Ne nous égarons pas. Bien sûr que c’est de la provocation, si je demande au directeur d’Esprit de signer avec moi L’enfer du sexe. Mais il faut bien voir que tout le problème est là, du moins dans son aspect judiciaire, donc social. Quoiqu’en disent les avocats, le procès de La Polka des Braguettes n’est pas celui Madame Bovary, mais juridiquement, il ne peut être différent. C’est toujours le même malentendu, bizarrement entretenu des deux côtés de la barre. « En condamnant Cerise, vous condamnez Les Fleurs du mal, dit l’accusé. » Et le tribunal démontre aisément le contraire. Qui a gagné ? Ce n’est pas très sérieux. L’obscénité est l’obscénité. Si l’outrage aux bonnes mœurs existe, il ne peut pas être plus fort qu’avec Sade ou Bataille, qu’on ne poursuit plus. J’aimerais lire quelques pages de L’histoire de l’Œil devant les juges de L’enfer du sexe, pour l’édification de mon substitut amateur de belles-lettres. En retombant chaque fois dans l’ornière de la valeur littéraire, défenseurs et procureurs renvoient indéfiniment le vrai procès, celui qu’il faudra bien plaider un jour, et dont le thème est très simple : y a-t-il, oui ou non, une justification quelconque à la liberté d’expression ?
Il me semble que c’est une question importante, et qu’elle nous concerne tous plus ou moins. Il me semble, allons plus loin, qu’il n’y en a pas beaucoup de plus importantes, et que la vie des générations qui viennent peut en être changée. Or je n’ai pas du tout l’impression qu’on la pose bien, ou que les réponses que l’on y donne soient les bonnes, dans un parti ni dans l’autre. Même, tout se passe comme si ces réponses que l’on fait, et auxquelles, au fond de soi-même, on ne croit pas, n’étaient ici ou en face, que des lignes de défense provisoires, faites pour être abandonnées après avoir retardé le plus possible un engagement, qui de fait ne vient pas vite.

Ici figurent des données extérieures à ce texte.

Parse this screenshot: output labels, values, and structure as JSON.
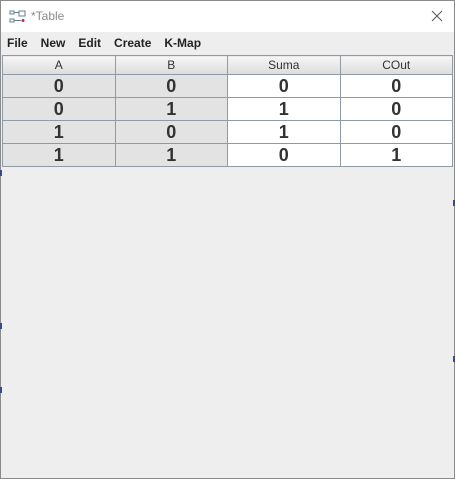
{
  "window": {
    "title": "*Table",
    "icon": "logic-circuit-icon",
    "close_icon": "close-icon"
  },
  "menubar": {
    "items": [
      {
        "label": "File"
      },
      {
        "label": "New"
      },
      {
        "label": "Edit"
      },
      {
        "label": "Create"
      },
      {
        "label": "K-Map"
      }
    ]
  },
  "table": {
    "headers": [
      "A",
      "B",
      "Suma",
      "COut"
    ],
    "rows": [
      [
        "0",
        "0",
        "0",
        "0"
      ],
      [
        "0",
        "1",
        "1",
        "0"
      ],
      [
        "1",
        "0",
        "1",
        "0"
      ],
      [
        "1",
        "1",
        "0",
        "1"
      ]
    ]
  },
  "colors": {
    "input_cell_bg": "#e3e3e3",
    "output_cell_bg": "#ffffff",
    "grid_line": "#8f9aa5"
  }
}
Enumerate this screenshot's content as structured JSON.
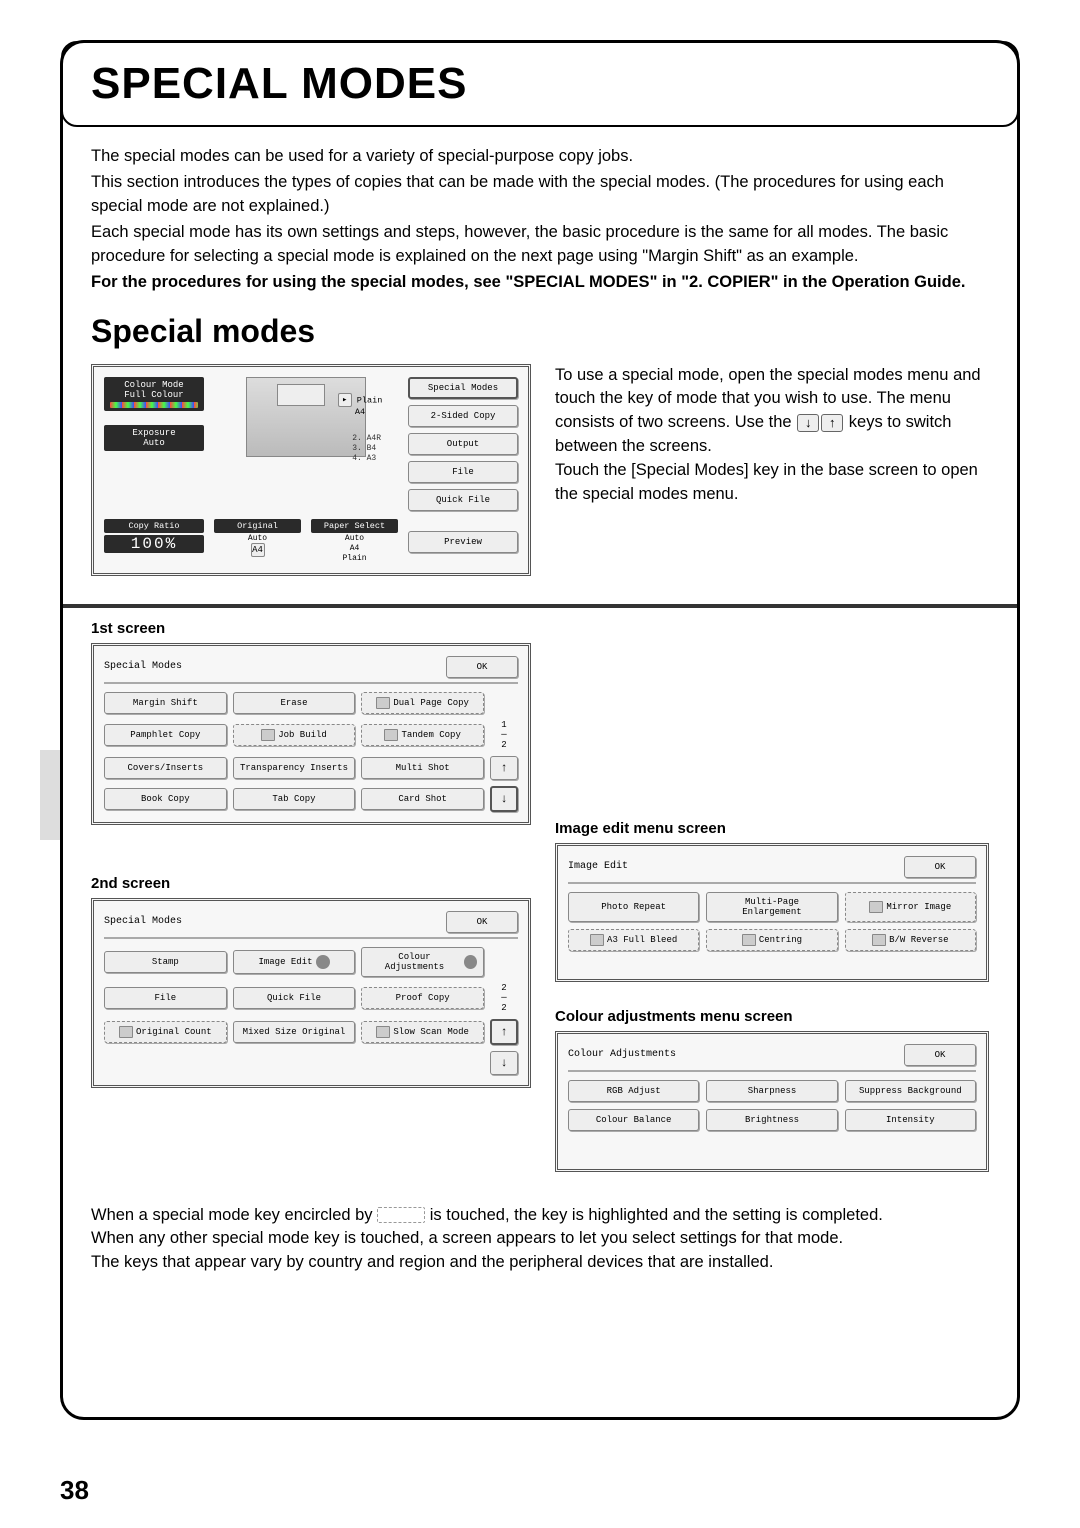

Par exemple, on a longtemps parlé de la protection de la jeunesse. On en parle encore un peu, mais c’est déjà dépassé. Tout le monde sait que la pornographie n’est dangereuse pour personne. Jean Cau, Michel Cournot et Marcellin sont les derniers à faire semblant de croire que la pornographie mène à Auschwitz, et que les officiers grecs ne tortureraient pas s’ils n’avaient pas lu Histoire d’O. On connaît, en 1971, la différence qu’il y a entre les actes et leur description littéraire. Tous les gens de bonne foi, et c’est le plus grand nombre, quoiqu’on en pense, refusent désormais de croire au croquemitaine d’une sexualité dévoreuse de petits enfants et de société sans défense.
Plus intéressantes, peut-être, sont les justifications politiques de la censure. En gros, ce sont les mêmes à gauche qu’à droite, à une nuance près. Pour la droite, il y a d’un côté une élite éclairée, adulte, mâle, de race blanche, qui a le droit de tout lire, protégée qu’elle est des perversions morales et politiques par une éducation et une puissance intellectuelle héréditaires. De l’autre, il y a les prolétaires (avant 1789 les paysans), les femmes, les nègres, les sous-développés, qui ne peuvent accéder à l’élite qu’un par un, dans des cas exceptionnels. Leur apprendre à lire est déjà dangereux. La liberté d’expression les tuerait, pour les avoir roulés trop brutalement dans le stupre et le marxisme. Dans l’intérêt de tout le monde, il faut maintenir l’ordre. La censure va de soi.
Pour la gauche la situation de base est la même : privilégiés (élite), masse. Le but, évidemment, change. La masse, longtemps opprimée, doit prendre le pouvoir. Demain les prolétaires, les femmes, les sous-développés, les nègres, règneront sur l’univers. Demain. C’est le sens de l’histoire ; à tout prix, il faut éviter de la perturber en faisant réfléchir dès aujourd’hui cette grande armée en marche à trop de choses à la fois. La liberté d’expression est donc l’ennemie de la liberté tout court, et la censure révolutionnaire, très différente de la censure de classe, est nécessaire.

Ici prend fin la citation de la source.